Ayrton Pinheiro Advocacia

Nova resolução permite a busca e apreensão de veículos com dívidas em atraso por via extrajudicial

Alteração no processo de recuperação judicial de veículos, publicada pelo Contran, visa simplificar o sistema e diminuir a burocracia no setor.

No final de janeiro de 2025, o Conselho Nacional de Trânsito (Contran) publicou uma nova resolução que altera os procedimentos, permitindo que sejam realizados por empresas especializadas credenciadas pelos Departamentos Estaduais de Trânsito em todo o País. O intuito das alterações é aumentar a eficiência do sistema e assegurar a proteção dos direitos de credores e devedores de maneira mais eficaz.

Com base no Decreto-lei 911/1969 e no Código de Trânsito Brasileiro (CTB), a norma estabelece medidas como notificação eletrônica para devedores inadimplentes e um prazo de 20 dias para regularizar a dívida, contestar ou entregar o veículo. A resolução também inclui a busca e apreensão extrajudicial com o apoio do órgão de trânsito, além da integração tecnológica entre credores, empresas credenciadas e órgãos de trânsito.

Na prática, quando o cidadão financiar um carro pelo banco e deixar de pagar as parcelas, o banco, então, poderá iniciar o processo de recuperação judicial ou extrajudicial (por meio de empresas credenciadas pelos Detrans), conforme a nova norma.

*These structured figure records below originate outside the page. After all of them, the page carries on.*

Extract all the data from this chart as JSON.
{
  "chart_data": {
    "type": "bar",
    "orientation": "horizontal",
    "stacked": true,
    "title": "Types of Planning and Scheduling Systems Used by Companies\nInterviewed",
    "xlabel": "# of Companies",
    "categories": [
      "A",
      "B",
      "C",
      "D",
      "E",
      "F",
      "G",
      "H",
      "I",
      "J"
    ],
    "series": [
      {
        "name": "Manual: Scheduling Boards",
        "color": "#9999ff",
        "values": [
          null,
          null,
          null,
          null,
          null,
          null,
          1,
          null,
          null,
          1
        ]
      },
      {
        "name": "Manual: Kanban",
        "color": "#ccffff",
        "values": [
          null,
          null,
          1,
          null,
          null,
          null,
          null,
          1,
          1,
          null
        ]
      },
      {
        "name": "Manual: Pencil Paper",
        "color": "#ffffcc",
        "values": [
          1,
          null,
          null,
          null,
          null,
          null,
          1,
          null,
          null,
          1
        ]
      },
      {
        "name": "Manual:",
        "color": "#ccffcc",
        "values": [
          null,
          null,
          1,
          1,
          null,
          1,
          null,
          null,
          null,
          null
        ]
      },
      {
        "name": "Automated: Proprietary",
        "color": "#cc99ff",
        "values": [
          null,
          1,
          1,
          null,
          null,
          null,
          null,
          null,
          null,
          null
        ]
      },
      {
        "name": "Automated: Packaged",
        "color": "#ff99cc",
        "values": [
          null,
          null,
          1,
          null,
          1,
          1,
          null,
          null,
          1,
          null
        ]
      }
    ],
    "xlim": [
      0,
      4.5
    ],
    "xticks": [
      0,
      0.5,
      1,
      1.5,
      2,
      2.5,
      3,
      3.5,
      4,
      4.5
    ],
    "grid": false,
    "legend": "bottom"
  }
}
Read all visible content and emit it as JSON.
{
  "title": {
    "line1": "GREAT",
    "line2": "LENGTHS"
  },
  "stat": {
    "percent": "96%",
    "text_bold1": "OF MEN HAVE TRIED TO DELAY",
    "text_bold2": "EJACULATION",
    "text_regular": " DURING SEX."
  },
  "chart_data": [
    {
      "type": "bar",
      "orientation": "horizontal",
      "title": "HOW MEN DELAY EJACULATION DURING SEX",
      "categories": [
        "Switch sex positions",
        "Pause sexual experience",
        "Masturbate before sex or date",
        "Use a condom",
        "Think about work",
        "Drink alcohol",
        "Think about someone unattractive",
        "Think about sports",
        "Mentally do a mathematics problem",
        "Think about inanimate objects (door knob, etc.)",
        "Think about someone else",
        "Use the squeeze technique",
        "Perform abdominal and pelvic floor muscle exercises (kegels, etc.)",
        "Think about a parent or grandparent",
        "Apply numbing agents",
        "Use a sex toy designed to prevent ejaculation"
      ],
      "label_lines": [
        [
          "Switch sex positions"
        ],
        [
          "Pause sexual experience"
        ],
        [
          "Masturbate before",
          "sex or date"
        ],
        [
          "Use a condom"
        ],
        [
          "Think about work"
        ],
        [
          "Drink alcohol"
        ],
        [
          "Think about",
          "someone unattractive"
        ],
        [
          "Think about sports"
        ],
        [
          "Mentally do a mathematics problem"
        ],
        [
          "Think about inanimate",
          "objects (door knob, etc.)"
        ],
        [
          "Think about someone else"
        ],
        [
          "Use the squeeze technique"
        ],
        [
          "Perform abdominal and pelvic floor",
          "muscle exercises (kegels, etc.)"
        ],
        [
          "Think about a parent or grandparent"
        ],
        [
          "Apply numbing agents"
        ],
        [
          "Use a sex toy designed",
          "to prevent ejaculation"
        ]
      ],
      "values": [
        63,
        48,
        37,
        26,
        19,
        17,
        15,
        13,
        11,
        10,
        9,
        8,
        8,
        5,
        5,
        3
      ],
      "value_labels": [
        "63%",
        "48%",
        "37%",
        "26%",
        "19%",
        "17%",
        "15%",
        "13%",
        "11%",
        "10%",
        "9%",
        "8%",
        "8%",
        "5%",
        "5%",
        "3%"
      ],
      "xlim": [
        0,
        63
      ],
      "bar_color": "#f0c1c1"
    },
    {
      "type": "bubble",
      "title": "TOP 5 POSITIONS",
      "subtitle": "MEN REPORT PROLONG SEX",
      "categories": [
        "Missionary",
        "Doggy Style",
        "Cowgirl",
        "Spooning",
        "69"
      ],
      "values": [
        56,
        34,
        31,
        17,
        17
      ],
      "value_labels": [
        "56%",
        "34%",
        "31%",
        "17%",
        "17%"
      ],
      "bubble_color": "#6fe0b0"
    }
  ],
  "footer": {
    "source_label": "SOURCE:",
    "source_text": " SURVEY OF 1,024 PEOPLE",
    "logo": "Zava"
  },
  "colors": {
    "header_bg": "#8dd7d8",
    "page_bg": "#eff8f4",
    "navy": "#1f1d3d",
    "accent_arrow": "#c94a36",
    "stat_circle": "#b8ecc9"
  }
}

O Detran, inicialmente, não realiza a apreensão do veículo, mas emite a certidão de busca e apreensão a pedido da empresa especializada, enquanto o banco fica responsável pela localização e apreensão do bem.

Como era?

Execução judicial: A recuperação de veículos inadimplentes dependia exclusivamente de processos judiciais, o que resultava em maior demora e custos elevados para credores e devedores;

Notificação tradicional: A comunicação com o devedor era feita principalmente por meios convencionais (cartório ou judicial), dificultando a agilidade na notificação;

Busca e apreensão judicial: Somente com ordem judicial era possível realizar a busca e apreensão de veículos, o que limitava a rapidez na execução das decisões;

Consolidação da propriedade: Não havia uma regulamentação clara sobre a transferência de propriedade do bem em casos de inadimplência, o que gerava insegurança jurídica.

Como ficou?

Execução extrajudicial: Credores podem contar com empresas especializadas e registradas para conduzir a execução diretamente, diminuindo a burocracia e acelerando o processo;

Notificação eletrônica: O devedor agora é notificado preferencialmente por meios eletrônicos, com prazos definidos para pagamento, contestação ou devolução voluntária do veículo (20 dias);

Busca e apreensão extrajudicial: O credor pode solicitar diretamente a apreensão por meio de empresas credenciadas, com a possibilidade de apoio policial em situações específicas;

Consolidação da propriedade: A norma especifica os procedimentos para a formalização da propriedade em nome do credor, garantindo maior clareza e segurança jurídica.